Antro Particular

16 novembro 2006

ERNESTO VARELA: Humor e inteligência são compatíveis

Fui ao teatro tarde demais em minha juventude. Assim como descobri muito de nossa cultura. E tenho tentado correr atrás das referências. Marcelo Tas é uma dessas figuras míticas no nosso cenário cultural. Ernesto Varela, a criatura-repórter criada por Tas, em meados dos 80, existe estabelecido entre os mais velhos e/ou mais antenados. Bom, lá vou eu para o teatro suprir minhas deficiências.

A nova peça de Tas, A História do Brasil segundo Ernesto Varela: Como chegamos aqui?, apresenta ao público uma palestra do repórter, com a qual busca entender os problemas configurais do Brasil, em seus aspectos antropológicos, sociais, econômicos, culturais e políticos. Ufa! Diversos vídeos de reportagens e entrevistas conduzidas por Ernesto nas décadas passadas são trazidos ao presente como material testemunhal. E nesses momentos imperdíveis de figuras como Paulo Maluf, FHC, Lula e tantos outros, o que prevalece é o humor crítico de uma inteligência com a qual não estamos mais familiarizados. Que vai além da piada rasteira ou trocadilho ofensivo.

As explicações abrangem da nossa descoberta às Diretas, da antropofagia ao governo Lula, enquanto Ernesto Varela arranca risos contorcidos de uma platéia que no fundo ri de sua própria face, muitas vezes cúmplice e responsável, escancarada em sua história e manias. E tome coerência!

Contudo fica clara uma disputa entre Varela e Tas, personagem e intérprete, ao não definer sua proposta, embaralhando as possibilidades. Não se trata, enfim, de uma teatralização da palestra, uma vez serem perceptíveis a insegurança e timidez de Tas enquanto ator. Tampouco assistimos uma performance onde o personagem simplesmente se coloca em ação, já que lá estão os textos, os tempos ensaiados, as coreografias marcadas e todos os detalhes de uma típica encenação.

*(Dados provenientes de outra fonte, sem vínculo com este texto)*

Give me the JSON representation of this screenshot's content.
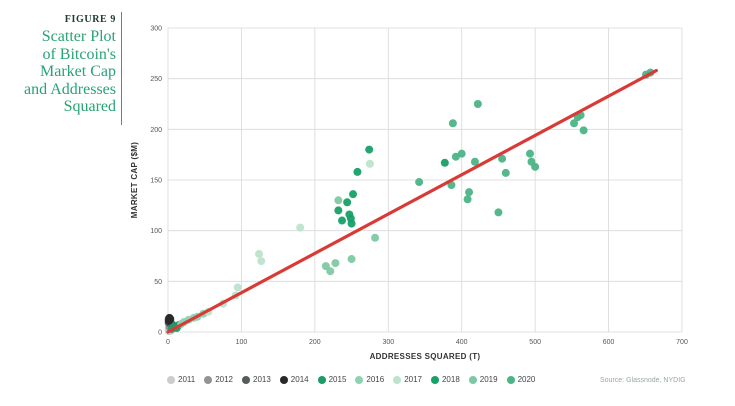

E entre peça e performance o que surge de fato é a capacidade de Tas. A timidez proporcionada pelo palco/platéia some por completo quando o ator se dirige ao público para responder quaisquer questões sobre o Brasil. Sobressalta o artista instigante e raro. E a peça ganha momentos de leveza genuínos, preciosos, deixando claro a desnecessidade de artifícios cênicos ou mesmo de um roteiro muito determinado. No tentar ser dirigido, Tas anula de Ernesto Varela sua maior qualidade: improvisação. E vence a disputa, portanto. O que no fundo é ótimo, pois nos importa o artista, visto que este continua por aí, ativo, inquieto, perspicaz. Personagens têm seus momentos. Ernesto Varela foi a alma necessária da provocação de uma geração e, mesmo que esteja distante do nosso dia-a-dia, sua essência sobrevive na inteligência do artista criador.

A peça deve ir para o Rio de Janeiro e mesmo Brasília. Nada mais preciso. Da capital imperial à capital republicana. Fechando assim um ciclo histórico dentro do jornalismo brasileiro. Rompendo a característica mediana dos comentaristas e âncoras atuais, mais entregues ao fazer diário industrial do que ao pensamento quase artesanal do envolvimento retórico e teórico. Os telejornais ignoraram o aprendizado oferecido em Ernesto Varela. É uma pena. E se fazem suportar em formatos redundantes e, sobretudo, chatos. Como se assistíssemos ao mesmo noticiário em outro canal e horário, apresentado por bonecos de ventríloquo. A falta de personalidade e pessoalidade levou nossa televisão a absurdos patéticos por audiência e ao esvaziamento completo de importância e veracidade.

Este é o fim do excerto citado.